|Omar al-Bashir has been trying to rally support from African allies, as well as China and Russia [GALLO/GETTY]
The International Criminal Court’s (ICC) decision to charge Sudan’s president with crimes against humanity and seek a warrant for his arrest has solicited mixed world reaction.
Omar al-Bashir has said the ICC prosecutor’s attempts to charge him are politically motivated and carry no weight in his country as Sudan is not a member of the ICC and cannot come under its jurisdiction.
He has denied all claims in the charges and will seek regional and international support from allies such as fellow African nations, China and Russia.
But in Sudan, itself, reactions have been mixed, with ethnic minorities and rebel groups expressing support for the ICC charges.
Sherif Harir, a senior member of the Sudan Liberation Movement urged the UN to act in accordance with the ICC report and arrest of the Sudanese president.
Suleiman Sandal, deputy chief of staff of the Justice and Equality Movement in Sudan, has also expressed the necessity of such an arrest, calling it, according to the Reuters news agency, a “victory for humanity”.
Jakaya Kikwete, the Tanzanian president and chairman of the African Union, said that arresting al-Bashir could cause a power vacuum in Sudan that “risks military coups and widespread anarchy reminiscent of what is happening in Iraq”.
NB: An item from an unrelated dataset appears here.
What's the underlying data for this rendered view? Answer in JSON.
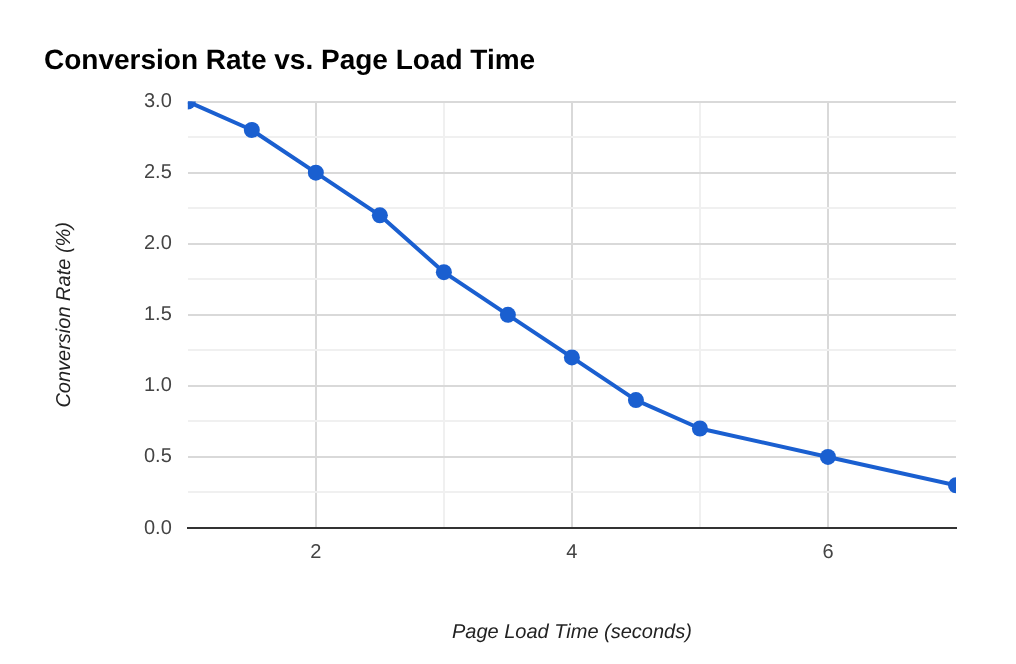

Bernard Membe, the Tanzanian foreign minister, speaking on behalf of Kikwete, said the AU was calling for “a deferment in indicting [al-Bashir] because there is a risk of anarchy in a proportion we have not seen in this continent”.
“We would like ICC to suspend its decision to seek al-Bashir’s arrest for a moment until we sort out the primary problems in Darfur and southern Sudan,” Membe said.
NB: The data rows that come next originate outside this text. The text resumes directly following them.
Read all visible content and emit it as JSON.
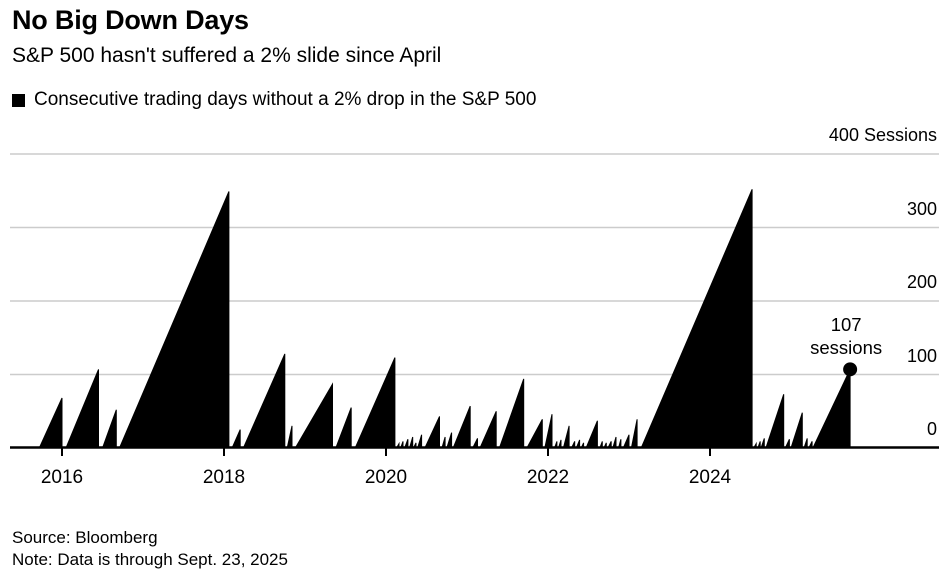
{
  "header": {
    "title": "No Big Down Days",
    "subtitle": "S&P 500 hasn't suffered a 2% slide since April"
  },
  "legend": {
    "label": "Consecutive trading days without a 2% drop in the S&P 500",
    "swatch_color": "#000000"
  },
  "annotation": {
    "line1": "107",
    "line2": "sessions"
  },
  "footer": {
    "source": "Source: Bloomberg",
    "note": "Note: Data is through Sept. 23, 2025"
  },
  "colors": {
    "series": "#000000",
    "grid": "#cccccc",
    "axis": "#000000",
    "background": "#ffffff",
    "text": "#000000"
  },
  "chart_data": {
    "type": "area",
    "title": "No Big Down Days",
    "subtitle": "S&P 500 hasn't suffered a 2% slide since April",
    "series_name": "Consecutive trading days without a 2% drop in the S&P 500",
    "x_unit": "year",
    "y_unit": "sessions",
    "grid": true,
    "x_axis": {
      "ticks": [
        2016,
        2018,
        2020,
        2022,
        2024
      ],
      "labels": [
        "2016",
        "2018",
        "2020",
        "2022",
        "2024"
      ],
      "range": [
        2015.35,
        2026.8
      ]
    },
    "y_axis": {
      "side": "right",
      "ticks": [
        0,
        100,
        200,
        300,
        400
      ],
      "labels": [
        "0",
        "100",
        "200",
        "300",
        "400 Sessions"
      ],
      "range": [
        0,
        400
      ]
    },
    "runs_comment": "Each run: [start_year, end_year, peak_sessions]; value rises from 0 at start to peak at end, then a 2% drop resets it to 0.",
    "runs": [
      [
        2015.72,
        2016.0,
        68
      ],
      [
        2016.05,
        2016.45,
        107
      ],
      [
        2016.5,
        2016.67,
        52
      ],
      [
        2016.71,
        2018.06,
        349
      ],
      [
        2018.1,
        2018.2,
        25
      ],
      [
        2018.24,
        2018.75,
        128
      ],
      [
        2018.78,
        2018.84,
        30
      ],
      [
        2018.88,
        2019.34,
        87
      ],
      [
        2019.38,
        2019.57,
        55
      ],
      [
        2019.62,
        2020.11,
        123
      ],
      [
        2020.13,
        2020.16,
        6
      ],
      [
        2020.18,
        2020.21,
        9
      ],
      [
        2020.23,
        2020.27,
        12
      ],
      [
        2020.29,
        2020.33,
        15
      ],
      [
        2020.34,
        2020.37,
        7
      ],
      [
        2020.39,
        2020.44,
        18
      ],
      [
        2020.48,
        2020.66,
        43
      ],
      [
        2020.69,
        2020.73,
        15
      ],
      [
        2020.75,
        2020.81,
        21
      ],
      [
        2020.83,
        2021.04,
        57
      ],
      [
        2021.07,
        2021.13,
        13
      ],
      [
        2021.16,
        2021.36,
        50
      ],
      [
        2021.4,
        2021.7,
        94
      ],
      [
        2021.74,
        2021.93,
        39
      ],
      [
        2021.96,
        2022.05,
        46
      ],
      [
        2022.08,
        2022.11,
        9
      ],
      [
        2022.13,
        2022.16,
        11
      ],
      [
        2022.19,
        2022.26,
        30
      ],
      [
        2022.29,
        2022.33,
        9
      ],
      [
        2022.35,
        2022.39,
        11
      ],
      [
        2022.41,
        2022.44,
        7
      ],
      [
        2022.47,
        2022.61,
        37
      ],
      [
        2022.64,
        2022.67,
        9
      ],
      [
        2022.69,
        2022.72,
        7
      ],
      [
        2022.74,
        2022.78,
        9
      ],
      [
        2022.8,
        2022.84,
        15
      ],
      [
        2022.87,
        2022.9,
        12
      ],
      [
        2022.93,
        2023.0,
        18
      ],
      [
        2023.03,
        2023.1,
        39
      ],
      [
        2023.15,
        2024.52,
        352
      ],
      [
        2024.54,
        2024.57,
        6
      ],
      [
        2024.59,
        2024.62,
        9
      ],
      [
        2024.63,
        2024.67,
        13
      ],
      [
        2024.69,
        2024.91,
        73
      ],
      [
        2024.93,
        2024.98,
        12
      ],
      [
        2025.0,
        2025.14,
        48
      ],
      [
        2025.16,
        2025.2,
        13
      ],
      [
        2025.22,
        2025.26,
        9
      ],
      [
        2025.27,
        2025.73,
        107
      ]
    ],
    "current_point": {
      "x": 2025.73,
      "y": 107,
      "label": "107 sessions",
      "marker": "dot"
    }
  }
}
China, an ally of Sudan which also has a permanent seat on the UN Security Council, has said the removal of al-Bashir will create civil unrest and would be detrimental to Sudan.
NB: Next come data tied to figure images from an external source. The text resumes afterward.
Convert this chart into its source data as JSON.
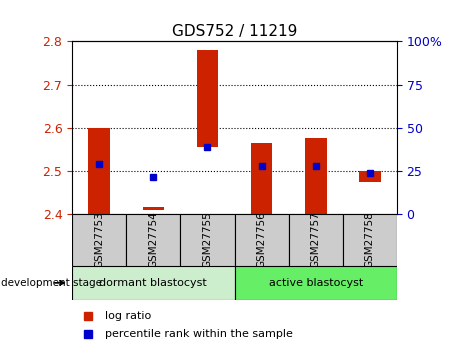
{
  "title": "GDS752 / 11219",
  "samples": [
    "GSM27753",
    "GSM27754",
    "GSM27755",
    "GSM27756",
    "GSM27757",
    "GSM27758"
  ],
  "bar_bottoms": [
    2.4,
    2.41,
    2.555,
    2.4,
    2.4,
    2.475
  ],
  "bar_tops": [
    2.6,
    2.415,
    2.78,
    2.565,
    2.575,
    2.5
  ],
  "percentile_vals": [
    2.515,
    2.485,
    2.556,
    2.51,
    2.512,
    2.495
  ],
  "ylim": [
    2.4,
    2.8
  ],
  "yticks": [
    2.4,
    2.5,
    2.6,
    2.7,
    2.8
  ],
  "right_yticks": [
    0,
    25,
    50,
    75,
    100
  ],
  "right_ylabels": [
    "0",
    "25",
    "50",
    "75",
    "100%"
  ],
  "bar_color": "#cc2200",
  "percentile_color": "#0000cc",
  "group1_label": "dormant blastocyst",
  "group2_label": "active blastocyst",
  "group1_color": "#cceecc",
  "group2_color": "#66ee66",
  "tick_bg_color": "#cccccc",
  "legend_log_ratio": "log ratio",
  "legend_percentile": "percentile rank within the sample",
  "dev_stage_label": "development stage"
}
“To the relevant moves of the ICC … we express our concern. We hope the relevant moves are conducive to the stability of Sudan,” Liu Jianchao, a foreign ministry spokesman, said.
The two countries have a significant trade relationship, with Sudan one of China’s main exporters of oil. China, which is said to be a major arms provider to Sudan, is also keen to avoid controversial issues in the build up to the Olympics.
|Gordon Brown supported the ICC indictment [AFP]|
Europe, though, has generally backed the ICC.
Gordon Brown, Britain’s prime minister, expressed Britain’s support of the ICC and urged Sudan to comply with the decisions of the ICC.
Bernard Kouchner, the French foreign minister, has said that the Sudanese President must obey the ICC’s decision.
“It is a decision of the International Criminal Court and President Bashir must respect it,” Kouchner said.
Meanwhile, the US, even though it has supported investigations in Darfur, is hesitant to allow the ICC’s jurisprudence to preside over any heads of state.
Though the US has agreed war criminals must be exposed and brought to trial, it is itself not a part of the ICC.
The US has increased security in its embassy in Sudan in anticipation of possible civil unrest.
|The Arab League will discuss a response to the ICC indictment on Saturday [EPA]|
Arab Foreign Ministers are to hold an emergency meeting on Saturday to discuss the genocide allegations and the ICC charges.
Amr Moussa, Arab League secretary-general, has expressed concerns on behalf of the Arab League, stating that the ICC charges may not have been “well considered”.
But Arab media has largely been silent on the issue.
According to Lawrence Pintak, a journalist and Arab media expert, the reason is that Arabs usually see themselves as the victims and not aggressors, and in this case “Arabs here are good guys and bad guys”.
Though Arab media has successfully portrayed the worlds’ opinions on the matter, official comments coming from Arab leaders or diplomats are lacking.
One of the few commentaries came from Egyptian newspaper “Al-Gomhuria”. The newspaper claimed that the ICC charges are a result of American intervention in the region, in an attempt to strengthen its control over the area.
The newspaper has also cited Egyptian President Hosni Mubarak as saying that the ICC charges on al-Bashir are threatening the peace process in Darfur.
Ban-Ki Moon, the UN secretary general, has distanced the UN from the ICC, noting that the court is not a part of the United Nations.
He has also expressed concerns of the potential ramifications if the Sudanese president were to be arrested, saying it could complicate the peacekeeping process in Darfur.
The UN has begun relocating some of its peacekeepers within Sudan to ensure their safety.
|Demonstrations in Khartoum have criticised the ICC prosecutor [AFP]|
Human Rights Groups have generally been in favor of charging the Sudanese president.
Human Rights Watch (HRW), which has blamed the deaths of hundreds of thousands of people on al-Bashir and other senior Sudanese officials, has said his arrest will be a step towards ending conflict in Darfur.
“Charging President al-Bashir for the hideous crimes in Darfur shows that no one is above the law,” Richard Dicker, director of Human Rights Watch’s international justice programmes, said.
“The warrant request against President al-Bashir is one step towards ending the environment of total impunity that continues in Sudan today.”
Amnesty International has also supported the ICC’s decision to charge al-Bashir, calling the move “an important step towards ensuring accountability for human rights violations in Sudan”.